Complexity of Token Swapping and its Variants

TL;DR

This paper investigates the computational complexity of Token Swapping and its variants, establishing hardness results and fixed-parameter tractability in certain graph classes, and exploring complexity boundaries in restricted graph families.

Contribution

It proves Token Swapping is W[1]-hard parameterized by swap sequence length and shows Subset Token Swapping is FPT in nowhere-dense graphs, advancing understanding of these problems' complexities.

Findings

Token Swapping is W[1]-hard with respect to swap sequence length.

Subset Token Swapping is FPT in nowhere-dense graph classes.

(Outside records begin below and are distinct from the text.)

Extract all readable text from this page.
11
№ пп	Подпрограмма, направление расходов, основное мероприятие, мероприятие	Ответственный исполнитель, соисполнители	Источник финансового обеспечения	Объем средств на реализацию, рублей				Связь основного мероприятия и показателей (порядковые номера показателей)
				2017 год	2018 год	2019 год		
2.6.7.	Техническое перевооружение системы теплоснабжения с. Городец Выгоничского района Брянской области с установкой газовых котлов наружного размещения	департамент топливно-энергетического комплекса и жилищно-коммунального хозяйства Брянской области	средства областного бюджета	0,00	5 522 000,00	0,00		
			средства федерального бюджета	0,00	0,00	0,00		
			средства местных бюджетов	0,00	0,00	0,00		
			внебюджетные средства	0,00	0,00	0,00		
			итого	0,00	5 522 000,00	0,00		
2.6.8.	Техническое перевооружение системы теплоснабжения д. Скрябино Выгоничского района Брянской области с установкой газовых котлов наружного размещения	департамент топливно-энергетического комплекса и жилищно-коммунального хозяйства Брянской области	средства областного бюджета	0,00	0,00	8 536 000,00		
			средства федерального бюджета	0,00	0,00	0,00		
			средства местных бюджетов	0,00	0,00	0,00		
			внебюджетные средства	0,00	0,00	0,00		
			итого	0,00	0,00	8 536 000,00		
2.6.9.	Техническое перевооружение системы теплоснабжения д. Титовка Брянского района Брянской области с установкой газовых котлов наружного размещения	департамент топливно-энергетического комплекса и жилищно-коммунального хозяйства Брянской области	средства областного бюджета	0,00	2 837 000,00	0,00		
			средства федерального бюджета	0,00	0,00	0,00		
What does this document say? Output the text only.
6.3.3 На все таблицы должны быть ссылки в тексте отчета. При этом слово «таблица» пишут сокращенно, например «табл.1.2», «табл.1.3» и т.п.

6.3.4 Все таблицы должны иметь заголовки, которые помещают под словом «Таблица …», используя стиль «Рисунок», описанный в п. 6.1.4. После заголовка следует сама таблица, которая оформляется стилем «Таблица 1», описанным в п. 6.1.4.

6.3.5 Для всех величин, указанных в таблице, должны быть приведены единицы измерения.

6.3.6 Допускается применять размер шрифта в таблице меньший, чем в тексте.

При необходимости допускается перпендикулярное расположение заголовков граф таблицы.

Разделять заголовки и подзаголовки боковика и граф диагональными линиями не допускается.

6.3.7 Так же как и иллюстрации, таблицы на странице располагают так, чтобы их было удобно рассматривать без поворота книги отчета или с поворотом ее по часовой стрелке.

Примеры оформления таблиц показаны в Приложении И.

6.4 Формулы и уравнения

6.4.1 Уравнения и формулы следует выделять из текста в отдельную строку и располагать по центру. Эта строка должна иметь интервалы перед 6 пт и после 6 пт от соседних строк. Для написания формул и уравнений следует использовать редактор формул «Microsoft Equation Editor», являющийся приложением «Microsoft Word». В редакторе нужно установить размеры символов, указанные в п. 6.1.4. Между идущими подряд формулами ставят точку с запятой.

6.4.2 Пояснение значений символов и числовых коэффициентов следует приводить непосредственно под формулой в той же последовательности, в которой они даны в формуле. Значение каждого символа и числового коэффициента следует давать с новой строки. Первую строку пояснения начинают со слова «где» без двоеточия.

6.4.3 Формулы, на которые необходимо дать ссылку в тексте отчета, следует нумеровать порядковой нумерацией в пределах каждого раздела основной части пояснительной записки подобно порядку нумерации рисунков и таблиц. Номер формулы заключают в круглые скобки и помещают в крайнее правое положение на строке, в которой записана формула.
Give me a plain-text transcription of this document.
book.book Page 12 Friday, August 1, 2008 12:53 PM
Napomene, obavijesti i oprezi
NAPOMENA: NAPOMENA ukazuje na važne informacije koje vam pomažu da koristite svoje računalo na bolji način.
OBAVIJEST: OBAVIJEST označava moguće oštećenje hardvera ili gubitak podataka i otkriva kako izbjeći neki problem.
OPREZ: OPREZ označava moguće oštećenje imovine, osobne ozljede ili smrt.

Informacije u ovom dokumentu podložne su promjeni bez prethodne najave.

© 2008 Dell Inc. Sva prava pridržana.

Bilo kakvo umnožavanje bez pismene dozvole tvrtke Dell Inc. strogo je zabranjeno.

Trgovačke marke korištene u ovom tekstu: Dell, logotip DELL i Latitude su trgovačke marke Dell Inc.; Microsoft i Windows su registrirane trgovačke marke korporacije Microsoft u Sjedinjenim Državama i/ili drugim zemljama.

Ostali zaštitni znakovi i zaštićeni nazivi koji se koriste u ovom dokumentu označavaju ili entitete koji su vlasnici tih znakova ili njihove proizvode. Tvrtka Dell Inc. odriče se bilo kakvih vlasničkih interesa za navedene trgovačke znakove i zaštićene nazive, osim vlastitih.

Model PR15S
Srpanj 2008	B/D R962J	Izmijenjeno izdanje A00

Complexity varies across graph classes, with some cases polynomial and others NP-hard.

Abstract

In the Token Swapping problem we are given a graph with a token placed on each vertex. Each token has exactly one destination vertex, and we try to move all the tokens to their destinations, using the minimum number of swaps, i.e., operations of exchanging the tokens on two adjacent vertices. As the main result of this paper, we show that Token Swapping is $W[1]$-hard parameterized by the length $k$ of a shortest sequence of swaps. In fact, we prove that, for any computable function $f$, it cannot be solved in time $f(k)n^{o(k / \log k)}$ where $n$ is the number of vertices of the input graph, unless the ETH fails. This lower bound almost matches the trivial $n^{O(k)}$-time algorithm. We also consider two generalizations of the Token Swapping, namely Colored Token Swapping (where the tokens have different colors and tokens of the same color are indistinguishable), and Subset Token Swapping (where each token has a set of possible destinations). To complement the hardness result, we prove that even the most general variant, Subset Token Swapping, is FPT in nowhere-dense graph classes. Finally, we consider the complexities of all three problems in very restricted classes of graphs: graphs of bounded treewidth and diameter, stars, cliques, and paths, trying to identify the borderlines between polynomial and NP-hard cases.